North America is the largest payments and transaction-banking market across the globe, generating $238bn in total retail-payments revenues in 2014 with an anticipated CAGR of 4% through 2024.
The study pointed out that the main reasons for the slow uptake of digital payment methods include a lack of compelling value propositions that outperform traditional payment methods and reward structures, persistent security and privacy concerns, as well as inadequate merchant acceptance and consumer comfort.
The report suggested that banks should to form smart partnerships, improve consumer engagement linked to payments, optimise the overall consumer-banking experience, and experiment with next-generation technology in order to stand out.
Wholesale transaction banking generated about $330bn in revenues globally in 2014. Account and payment revenues stood at $243bn and are projected to reach around $480bn by 2024, a CAGR of 7%, the report revealed.
Trade finance added $45bn, while value-added services added another $40bn, with trade finance revenues projected to reach about $100bn by 2024, a CAGR of 8%.
Growth will be driven by increasing volumes and deposit balances, and improving spreads, authors of the report opined.
The report also says that deficiencies in bank services and the rise of multibank platforms have facilitated nonbank competitors, while rise in regulatory constraints has adversely affected client relationships, bank operations, product development, and international expansion.
Challenges of transaction banking can be overcome by focusing on the true needs of treasurers and CFOs, excelling in the basics, differentiating along key dimensions, and outperforming in go-to-market strategies, adds the report.
Coauthor of the report and the global leader of BCG transaction-banking segment Stefan Dab said: "There will be both significant disruption and immense opportunity over the next decade in payments.
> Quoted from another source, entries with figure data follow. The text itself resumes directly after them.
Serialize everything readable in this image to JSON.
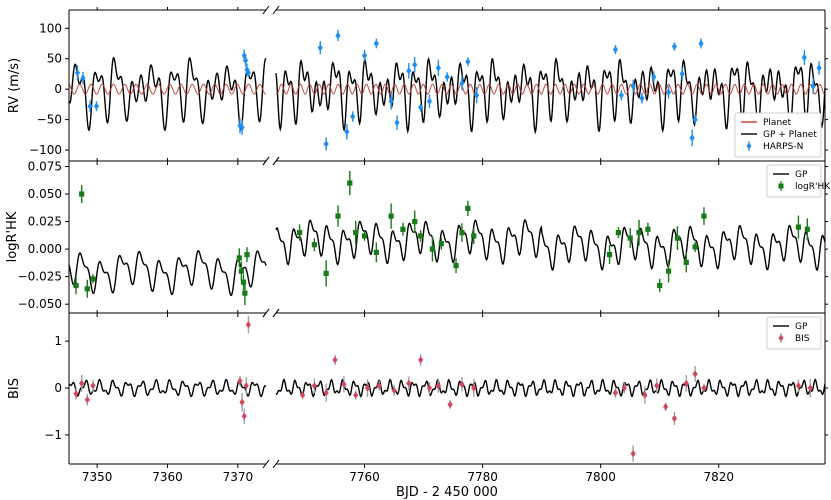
{
  "figure": {
    "xlabel": "BJD - 2 450 000",
    "segments": [
      {
        "xlim": [
          7346,
          7374
        ],
        "ticks": [
          7350,
          7360,
          7370
        ]
      },
      {
        "xlim": [
          7745,
          7838
        ],
        "ticks": [
          7760,
          7780,
          7800,
          7820
        ]
      }
    ],
    "colors": {
      "gp": "#000000",
      "planet": "#c0392b",
      "harps": "#1f8ef1",
      "logrhk": "#1a7a1a",
      "bis": "#d4475e",
      "error": "#a0a0a0"
    }
  },
  "chart_data": [
    {
      "type": "scatter",
      "ylabel": "RV (m/s)",
      "ylim": [
        -118,
        130
      ],
      "yticks": [
        -100,
        -50,
        0,
        50,
        100
      ],
      "legend": {
        "placement": "bottom-right",
        "entries": [
          "Planet",
          "GP + Planet",
          "HARPS-N"
        ]
      },
      "series": [
        {
          "name": "HARPS-N",
          "marker": "diamond",
          "color": "#1f8ef1",
          "x": [
            7347.2,
            7348.0,
            7349.0,
            7349.9,
            7370.3,
            7370.6,
            7370.9,
            7371.1,
            7371.3,
            7371.5,
            7752.5,
            7753.5,
            7755.5,
            7757.0,
            7758.0,
            7760.0,
            7762.0,
            7764.5,
            7765.5,
            7767.5,
            7768.5,
            7769.5,
            7771.0,
            7772.5,
            7774.0,
            7776.5,
            7777.5,
            7779.0,
            7802.5,
            7803.5,
            7805.5,
            7807.0,
            7809.0,
            7811.5,
            7812.5,
            7813.8,
            7815.5,
            7816.0,
            7817.0,
            7834.5,
            7836.0,
            7837.0
          ],
          "y": [
            27,
            18,
            -28,
            -28,
            -60,
            -63,
            55,
            47,
            32,
            27,
            68,
            -90,
            88,
            -70,
            -45,
            55,
            75,
            -20,
            -55,
            30,
            40,
            -30,
            -20,
            35,
            20,
            10,
            45,
            -10,
            65,
            -10,
            5,
            -15,
            20,
            -5,
            70,
            25,
            -80,
            -50,
            75,
            52,
            5,
            35
          ]
        }
      ]
    },
    {
      "type": "scatter",
      "ylabel": "logR'HK",
      "ylim": [
        -0.058,
        0.08
      ],
      "yticks": [
        -0.05,
        -0.025,
        0.0,
        0.025,
        0.05,
        0.075
      ],
      "legend": {
        "placement": "top-right",
        "entries": [
          "GP",
          "logR'HK"
        ]
      },
      "series": [
        {
          "name": "logR'HK",
          "marker": "square",
          "color": "#1a7a1a",
          "x": [
            7347.0,
            7347.8,
            7348.6,
            7349.4,
            7370.2,
            7370.5,
            7370.8,
            7371.0,
            7371.3,
            7749.0,
            7751.5,
            7753.5,
            7755.5,
            7757.5,
            7758.5,
            7760.0,
            7762.0,
            7764.5,
            7766.5,
            7768.5,
            7769.5,
            7771.5,
            7773.0,
            7775.5,
            7776.5,
            7777.5,
            7778.5,
            7801.5,
            7803.0,
            7805.0,
            7806.5,
            7808.0,
            7810.0,
            7811.5,
            7813.0,
            7814.5,
            7816.0,
            7817.5,
            7833.5,
            7835.0
          ],
          "y": [
            -0.033,
            0.05,
            -0.036,
            -0.027,
            -0.008,
            -0.02,
            -0.03,
            -0.04,
            -0.005,
            0.015,
            0.004,
            -0.022,
            0.03,
            0.06,
            0.015,
            0.012,
            -0.003,
            0.03,
            0.018,
            0.025,
            0.012,
            0.0,
            0.005,
            -0.015,
            0.015,
            0.037,
            0.012,
            -0.005,
            0.015,
            0.01,
            0.015,
            0.018,
            -0.033,
            -0.02,
            0.01,
            -0.012,
            0.002,
            0.03,
            0.02,
            0.018
          ]
        }
      ]
    },
    {
      "type": "scatter",
      "ylabel": "BIS",
      "ylim": [
        -1.62,
        1.6
      ],
      "yticks": [
        -1,
        0,
        1
      ],
      "legend": {
        "placement": "top-right",
        "entries": [
          "GP",
          "BIS"
        ]
      },
      "series": [
        {
          "name": "BIS",
          "marker": "diamond",
          "color": "#d4475e",
          "x": [
            7347.0,
            7347.8,
            7348.6,
            7349.4,
            7370.3,
            7370.6,
            7370.9,
            7371.2,
            7371.5,
            7749.5,
            7751.5,
            7753.5,
            7755.0,
            7756.5,
            7758.5,
            7760.5,
            7762.5,
            7765.0,
            7767.5,
            7769.5,
            7771.0,
            7772.5,
            7774.5,
            7776.5,
            7778.5,
            7802.5,
            7804.0,
            7805.5,
            7807.5,
            7809.5,
            7811.0,
            7812.5,
            7814.5,
            7816.0,
            7817.5,
            7833.5,
            7835.5
          ],
          "y": [
            -0.12,
            0.1,
            -0.25,
            0.05,
            0.15,
            -0.3,
            -0.6,
            0.05,
            1.35,
            -0.15,
            0.05,
            -0.1,
            0.6,
            0.08,
            -0.15,
            0.0,
            0.05,
            -0.05,
            0.1,
            0.6,
            0.0,
            0.05,
            -0.35,
            0.08,
            0.0,
            -0.1,
            0.0,
            -1.4,
            -0.15,
            0.05,
            -0.4,
            -0.65,
            0.1,
            0.3,
            0.0,
            0.05,
            0.0
          ]
        }
      ]
    }
  ]
}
While banks face intensifying competition, they actually have the assets to play a critical role in how markets evolve.
"To continue to extract value from their payments businesses, they must take decisive action along multiple dimensions: improving the richness of their digital interfaces, broadening their range of services, raising the effectiveness of their operations, and forming partnerships in the larger payments ecosystem. Banks also need to recognize that the value of payments will increasingly be realized by deepening customer relationships, not just by direct revenue generation."